FATIMATOU OUSMANOU: « Au lieu d’investir dans des publicités en ligne, j’ai investi mon tout petit budget sur des personnes. »

Cette jeune Camerounaise de 28 ans a un parcours impressionnant. D’abord Chef de Projet Innovation Sociale chez Orange, elle rejoint un an plus tard Bond’Innov en tant que Chef de projet Incubation, puis Responsable Partenariats, Communication et Réseaux, pour enfin finir Directrice de la Communication. Depuis presqu’un an, elle est la tête de TapTap Send Cameroun dont elle dirige le développement avec talent et agilité. Elle nous parle de ce nouveau projet, des ambitions et de la vision de TapTap Send, le service de transfert d’argent le plus en vue du moment.

Comment es-tu arrivée chez TapTap Send ?
C’est en 2020 que j’ai été approchée par TapTap Send, créée en 2019 par Michael Faye. En voulant faire face à la problématique du transfert d’argent pour une ONG qu’il avait précédemment créée, il s’est rendu compte que les opérateurs traditionnels surtaxaient la diaspora (du moins ceux qui envoyaient de l’argent en Afrique). Il a donc décidé de créer TapTap Send et ses équipes ont d’abord commencé avec de gros pays comme le Ghana et le Sénégal. Et lorsqu’il a fallu lancer en Afrique centrale, ils sont venus me chercher. J’ai géré le lancement au Cameroun, puis dans les deux Congo, et j’ai relancé au Mali, sachant qu’ils avaient déjà essayé une première fois dans ce pays, mais que ça n’avait pas marché. J’ai donc lancé ces 4 pays, mais je suis vraiment officiellement la cofondatrice de TapTap Send Cameroun, dont j’ai des parts sur l’entité camerounaise et dont j’ai la Direction Générale.
Il y’a 3 cofondatrices en tout pour le moment : une Ghanéenne, une Malgache, et moi, qui sommes toutes issues des pays en question. Nous sommes aussi présents dans près de 6 pays en Asie. On veut montrer que notre idée, notre modèle, peut fonctionner ailleurs qu’en Afrique. Mais pour l’instant 97 % du business est porté par l’Afrique.

Quel est ton objectif que le Cameroun ?
L’idée est de faire du Cameroun un « pay-in country», c’est-à-dire permettre à des diasporas vivant au Cameroun d’envoyer de l’argent vers d’autres pays de la sous-région dans un premier temps, puis idéalement vers l’Europe. Aujourd’hui tous les pays africains ne peuvent que recevoir. On veut faire du Cameroun le premier pays francophone à pouvoir envoyer de l’argent vers l’extérieur.

En quoi TapTap Send se démarque des autres opérateurs d’envoi d’argent.
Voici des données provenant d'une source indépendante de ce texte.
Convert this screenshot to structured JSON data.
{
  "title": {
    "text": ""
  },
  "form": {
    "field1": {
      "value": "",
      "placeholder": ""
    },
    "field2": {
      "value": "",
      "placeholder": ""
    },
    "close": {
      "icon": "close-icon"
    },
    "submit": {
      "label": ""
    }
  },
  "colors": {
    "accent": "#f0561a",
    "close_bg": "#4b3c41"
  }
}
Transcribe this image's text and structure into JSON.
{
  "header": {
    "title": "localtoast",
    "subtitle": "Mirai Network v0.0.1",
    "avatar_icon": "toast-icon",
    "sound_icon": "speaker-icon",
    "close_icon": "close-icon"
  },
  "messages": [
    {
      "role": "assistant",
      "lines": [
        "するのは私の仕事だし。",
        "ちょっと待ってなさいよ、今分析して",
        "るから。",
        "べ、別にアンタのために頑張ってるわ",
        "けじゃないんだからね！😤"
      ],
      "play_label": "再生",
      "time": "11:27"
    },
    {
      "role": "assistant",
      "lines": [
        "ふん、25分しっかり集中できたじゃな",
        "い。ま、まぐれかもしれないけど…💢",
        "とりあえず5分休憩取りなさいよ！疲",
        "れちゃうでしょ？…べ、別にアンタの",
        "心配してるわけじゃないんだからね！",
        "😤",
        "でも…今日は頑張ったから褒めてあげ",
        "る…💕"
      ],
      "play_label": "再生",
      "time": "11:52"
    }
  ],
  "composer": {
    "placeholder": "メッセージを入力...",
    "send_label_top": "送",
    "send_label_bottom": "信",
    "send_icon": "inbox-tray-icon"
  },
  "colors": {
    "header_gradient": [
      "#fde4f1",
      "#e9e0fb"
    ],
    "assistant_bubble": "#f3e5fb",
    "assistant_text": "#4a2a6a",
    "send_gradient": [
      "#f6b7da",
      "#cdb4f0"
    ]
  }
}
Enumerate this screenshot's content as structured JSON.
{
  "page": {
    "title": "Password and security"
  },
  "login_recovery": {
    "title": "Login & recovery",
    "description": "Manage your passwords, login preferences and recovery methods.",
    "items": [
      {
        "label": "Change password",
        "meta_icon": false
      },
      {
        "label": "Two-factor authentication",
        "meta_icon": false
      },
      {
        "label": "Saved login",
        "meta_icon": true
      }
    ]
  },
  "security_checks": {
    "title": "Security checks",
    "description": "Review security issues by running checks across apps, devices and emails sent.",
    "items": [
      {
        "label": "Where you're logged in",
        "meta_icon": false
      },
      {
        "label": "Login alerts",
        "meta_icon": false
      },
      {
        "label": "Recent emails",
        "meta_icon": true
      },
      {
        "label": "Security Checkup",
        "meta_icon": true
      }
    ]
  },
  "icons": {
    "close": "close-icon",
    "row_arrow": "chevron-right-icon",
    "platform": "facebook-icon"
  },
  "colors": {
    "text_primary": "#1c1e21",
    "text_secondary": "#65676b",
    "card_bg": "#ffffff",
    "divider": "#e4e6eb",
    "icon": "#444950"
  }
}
Quelle est la différence avec Western Union ou Money Gram ?
TapTap Send fait partie des solutions de transfert d’argent les moins chères du marché. Dans notre industrie, il y’a 2 façons de se rémunérer : par les frais d’envoi ou par le taux de change. La plupart des opérateurs traditionnels se rémunèrent à la fois sur les frais d’envoi et le taux de change, alors que chez TapTap Send c’est l’un ou l’autre. Par exemple, sur les pays où on utilise le franc CFA, puisqu’on ne peut pas jouer avec le taux de change, on ne prélève que 2€ de frais fixes et ça ne change jamais. Sur les pays qui n’utilisent pas le franc CFA, on prend 3 % sur le taux de change et dans ce cas-là il n’y a aucun frais d’envoi. Par exemple, quand on veut envoyer de l’argent en Guinée, il n’y a aucun frais d’envoi avec TapTap Send et dans l’application on voit directement le montant que va recevoir le destinataire en francs guinéens. On a à peu près le même taux de change – si ce n’est plus bas – que les autre opérateurs, et sans frais, car on se rémunère uniquement sur les 3 % qu’on prend sur le taux de change de la transaction. Les autres acteurs eux, se rémunèrent non seulement sur le taux de change, mais aussi sur les frais d’envoi. Donc ils se rémunèrent deux fois.
Certains opérateurs peuvent supprimer des frais d’envoi, quand ils font des offres promotionnelles. D’autres compétiteurs font des applis comme nous, qui proposent des prix très attractifs et se rémunèrent de la même façon que nous. Si nous ne sommes plus les seuls à avoir ce mode de rémunération, nous sommes assurément les premiers à l’avoir adopté. TapTap Send a eu un succès assez fulgurant, auprès des Diasporas.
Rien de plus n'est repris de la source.